Grégory Crucifix (39 ans) : « Il y a encore de l’essence dans le moteur… »

Le rideau est tombé pour le Fera Bornem : le club redescend en 1ste Landelijke au terme d’une saison marquée par la poisse. Un début de championnat pourri, avec quelques blessés qui handicapent l’équipe, laquelle ne décolle pas au classement. Puis, un mois de janvier prometteur, qui entretient l’espoir avec 4 victoires en 6 matches. Mais le Fera Bornem retombera dans ses travers, avec l’issue fatale que l’on connaît. « Ce fut une saison où rien n’a tourné », regrette Grégory Crucifix, le joueur wallon du club. « En même temps, ce n’est pas un club qui possède une base solide au niveau des jeunes. Les solutions n’étaient donc pas nombreuses pour compenser les blessures, et l’effectif manquait d’équilibre. »

Si Bornem accueillera Thomas Lamot de Melsele la saison prochaine, tout en récupérant Jeroen Gerlo, il dira au revoir à Grégory Crucifix. Dont ce n’est pas nécessairement la fin de carrière. Si, en début de saison, il avait annoncé que cette saison-ci sera sa dernière, il hésite aujourd’hui malgré ses 39 ans. « Il y a encore de l’essence dans le moteur », annonce-t-il. « Tant mentalement que physiquement, je me sens prêt à continuer. J’ai déjà quelques contacts, mais je prendrai le temps de la réflexion. Soit je continue à un bon niveau, du style 3eNationale ou 1eRégionale, soit je redescend à un niveau beaucoup plus bas et je vais jouer avec les copains. Et si je ne trouve pas chaussure à mon pied, j’arrêterai. »
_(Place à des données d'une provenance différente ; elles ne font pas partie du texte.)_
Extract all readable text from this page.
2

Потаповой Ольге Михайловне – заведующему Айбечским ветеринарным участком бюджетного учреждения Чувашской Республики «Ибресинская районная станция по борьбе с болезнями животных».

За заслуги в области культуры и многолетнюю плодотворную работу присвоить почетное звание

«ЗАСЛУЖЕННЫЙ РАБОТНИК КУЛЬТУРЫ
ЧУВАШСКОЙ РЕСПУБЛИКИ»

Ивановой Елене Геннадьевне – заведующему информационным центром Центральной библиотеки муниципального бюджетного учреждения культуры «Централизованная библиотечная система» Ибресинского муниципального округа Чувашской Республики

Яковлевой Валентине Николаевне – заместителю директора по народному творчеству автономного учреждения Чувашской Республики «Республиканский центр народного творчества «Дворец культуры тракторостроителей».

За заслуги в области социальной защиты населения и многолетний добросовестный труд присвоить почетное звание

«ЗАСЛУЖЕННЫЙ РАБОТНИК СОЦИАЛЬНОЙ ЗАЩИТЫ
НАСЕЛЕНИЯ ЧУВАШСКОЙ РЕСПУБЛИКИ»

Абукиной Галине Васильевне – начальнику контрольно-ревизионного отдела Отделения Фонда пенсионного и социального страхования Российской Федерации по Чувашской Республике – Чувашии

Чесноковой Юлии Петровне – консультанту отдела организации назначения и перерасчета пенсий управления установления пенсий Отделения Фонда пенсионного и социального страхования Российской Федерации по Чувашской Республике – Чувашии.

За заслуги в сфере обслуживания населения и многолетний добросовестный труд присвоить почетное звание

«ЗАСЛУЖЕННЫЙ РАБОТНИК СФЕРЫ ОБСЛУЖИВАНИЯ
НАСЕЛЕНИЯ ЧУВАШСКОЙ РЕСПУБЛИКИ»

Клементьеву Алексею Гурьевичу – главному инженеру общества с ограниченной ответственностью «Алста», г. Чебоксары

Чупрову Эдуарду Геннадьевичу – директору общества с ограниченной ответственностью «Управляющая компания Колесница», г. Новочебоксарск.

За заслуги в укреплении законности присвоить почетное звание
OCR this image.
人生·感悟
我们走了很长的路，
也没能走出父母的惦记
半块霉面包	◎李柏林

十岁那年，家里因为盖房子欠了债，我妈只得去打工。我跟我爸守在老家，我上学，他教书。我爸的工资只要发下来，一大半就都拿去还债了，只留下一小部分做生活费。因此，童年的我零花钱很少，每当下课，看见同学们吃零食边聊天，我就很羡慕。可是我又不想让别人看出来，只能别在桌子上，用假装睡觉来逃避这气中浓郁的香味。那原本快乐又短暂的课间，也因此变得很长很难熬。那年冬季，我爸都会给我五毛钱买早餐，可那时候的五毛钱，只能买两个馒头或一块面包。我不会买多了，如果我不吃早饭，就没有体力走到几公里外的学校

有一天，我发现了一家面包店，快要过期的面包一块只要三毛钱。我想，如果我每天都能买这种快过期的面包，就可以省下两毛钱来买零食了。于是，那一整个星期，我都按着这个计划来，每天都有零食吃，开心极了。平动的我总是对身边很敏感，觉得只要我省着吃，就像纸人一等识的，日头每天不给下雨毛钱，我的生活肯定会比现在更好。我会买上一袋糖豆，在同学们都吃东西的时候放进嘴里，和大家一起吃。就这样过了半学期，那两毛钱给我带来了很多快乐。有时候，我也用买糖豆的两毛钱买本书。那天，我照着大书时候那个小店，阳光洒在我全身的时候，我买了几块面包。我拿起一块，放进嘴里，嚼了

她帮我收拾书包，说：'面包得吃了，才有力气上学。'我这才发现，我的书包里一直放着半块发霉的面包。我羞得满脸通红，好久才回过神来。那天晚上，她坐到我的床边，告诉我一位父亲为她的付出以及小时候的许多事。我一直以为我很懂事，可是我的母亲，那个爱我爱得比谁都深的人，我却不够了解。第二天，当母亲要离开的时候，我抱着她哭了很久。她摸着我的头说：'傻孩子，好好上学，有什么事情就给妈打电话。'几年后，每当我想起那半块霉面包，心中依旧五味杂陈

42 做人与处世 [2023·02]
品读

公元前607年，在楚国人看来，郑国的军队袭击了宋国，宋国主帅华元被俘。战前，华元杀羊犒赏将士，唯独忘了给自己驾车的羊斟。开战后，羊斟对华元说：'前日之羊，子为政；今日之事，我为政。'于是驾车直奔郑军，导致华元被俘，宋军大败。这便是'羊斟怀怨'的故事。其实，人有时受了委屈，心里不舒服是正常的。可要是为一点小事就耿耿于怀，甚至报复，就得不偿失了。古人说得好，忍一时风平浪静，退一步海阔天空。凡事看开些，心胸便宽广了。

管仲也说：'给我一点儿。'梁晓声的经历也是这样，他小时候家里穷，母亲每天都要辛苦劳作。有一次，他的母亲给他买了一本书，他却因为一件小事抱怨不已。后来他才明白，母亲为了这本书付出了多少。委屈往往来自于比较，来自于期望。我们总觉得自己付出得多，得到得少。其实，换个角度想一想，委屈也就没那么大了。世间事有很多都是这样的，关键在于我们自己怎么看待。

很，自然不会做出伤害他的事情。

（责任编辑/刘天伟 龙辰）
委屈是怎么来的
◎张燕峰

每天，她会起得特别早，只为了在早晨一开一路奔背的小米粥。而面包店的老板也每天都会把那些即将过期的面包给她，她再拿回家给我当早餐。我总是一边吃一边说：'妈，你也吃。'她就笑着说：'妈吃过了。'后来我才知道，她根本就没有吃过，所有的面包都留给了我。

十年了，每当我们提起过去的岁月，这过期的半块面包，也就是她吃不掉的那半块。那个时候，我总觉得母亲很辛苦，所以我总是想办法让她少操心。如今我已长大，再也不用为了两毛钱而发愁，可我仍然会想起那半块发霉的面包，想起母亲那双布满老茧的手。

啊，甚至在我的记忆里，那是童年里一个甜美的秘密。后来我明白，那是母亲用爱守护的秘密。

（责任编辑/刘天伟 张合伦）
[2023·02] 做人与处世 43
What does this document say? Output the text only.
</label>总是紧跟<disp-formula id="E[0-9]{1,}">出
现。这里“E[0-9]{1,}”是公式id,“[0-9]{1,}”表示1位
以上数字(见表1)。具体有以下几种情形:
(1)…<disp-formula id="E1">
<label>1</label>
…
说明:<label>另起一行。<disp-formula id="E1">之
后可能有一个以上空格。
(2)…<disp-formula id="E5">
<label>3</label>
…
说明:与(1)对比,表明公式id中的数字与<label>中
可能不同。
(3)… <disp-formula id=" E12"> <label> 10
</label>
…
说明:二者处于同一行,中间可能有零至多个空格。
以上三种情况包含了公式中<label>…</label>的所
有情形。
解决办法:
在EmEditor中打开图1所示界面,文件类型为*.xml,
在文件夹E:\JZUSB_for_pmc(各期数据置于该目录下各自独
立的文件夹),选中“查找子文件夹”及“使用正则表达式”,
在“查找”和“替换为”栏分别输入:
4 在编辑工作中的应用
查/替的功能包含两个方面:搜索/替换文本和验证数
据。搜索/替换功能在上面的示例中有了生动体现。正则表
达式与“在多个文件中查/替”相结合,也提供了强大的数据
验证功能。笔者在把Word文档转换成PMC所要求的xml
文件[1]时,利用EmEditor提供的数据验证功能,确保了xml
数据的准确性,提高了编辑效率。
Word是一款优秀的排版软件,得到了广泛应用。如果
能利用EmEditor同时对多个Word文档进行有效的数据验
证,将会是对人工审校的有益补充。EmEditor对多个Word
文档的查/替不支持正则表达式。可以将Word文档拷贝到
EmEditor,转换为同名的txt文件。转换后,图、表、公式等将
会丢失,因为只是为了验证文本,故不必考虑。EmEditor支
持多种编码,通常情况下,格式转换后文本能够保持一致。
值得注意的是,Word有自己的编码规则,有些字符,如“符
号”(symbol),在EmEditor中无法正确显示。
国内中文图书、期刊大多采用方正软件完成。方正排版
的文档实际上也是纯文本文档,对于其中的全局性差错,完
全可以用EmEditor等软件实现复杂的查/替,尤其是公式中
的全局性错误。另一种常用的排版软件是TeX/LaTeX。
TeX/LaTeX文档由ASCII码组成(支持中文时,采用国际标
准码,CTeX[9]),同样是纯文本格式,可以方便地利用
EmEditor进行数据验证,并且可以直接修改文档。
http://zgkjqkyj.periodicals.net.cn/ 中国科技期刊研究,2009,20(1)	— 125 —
Un parcouru atypique pour ce Wallon qui a réalisé l’essentiel de sa carrière en Flandres. « Je suis né en province de Liège, mais j’ai passé ma jeunesse à Arlon.  A 19 ans, je suis parti à Gilly, la filiale de Charleroi où l’encadrement était très professionnel avec des joueurs comme David Desy, Jacques Stas et Eric Cleymans. Je suis ensuite passé à Gand, où c’était un peu moins professionnel mais où j’ai aussi passé de belles années. Après un passage à Colfontaine, je me suis établi en Flandres, dans la région d’Anvers où j’ai rencontré mon ex-compagne. J’ai trouvé du boulot chez Decathlon, où je travaille toujours. J’ai joué dix ans à Willebroek, puis un an à Kontich et donc cette saison-ci à Bornem. »

Il retient essentiellement trois grandes périodes dans sa carrière. « La première, de 19 à 22 ans où j’ai vécu comme un pro à Charleroi. La seconde, mes quatre années à Gand où j’ai découvert une autre culture, une autre langue. Et la troisième, mes dix ans à Willebroek où j’ai fêté le seul titre de ma carrière, lorsqu’on est monté de D3 en D2 avec le Turuka (un club qui a fusionné avec Duvel Willebroek pour donner le BBC Willebroek, qui joue toujours en TDM2 actuellement).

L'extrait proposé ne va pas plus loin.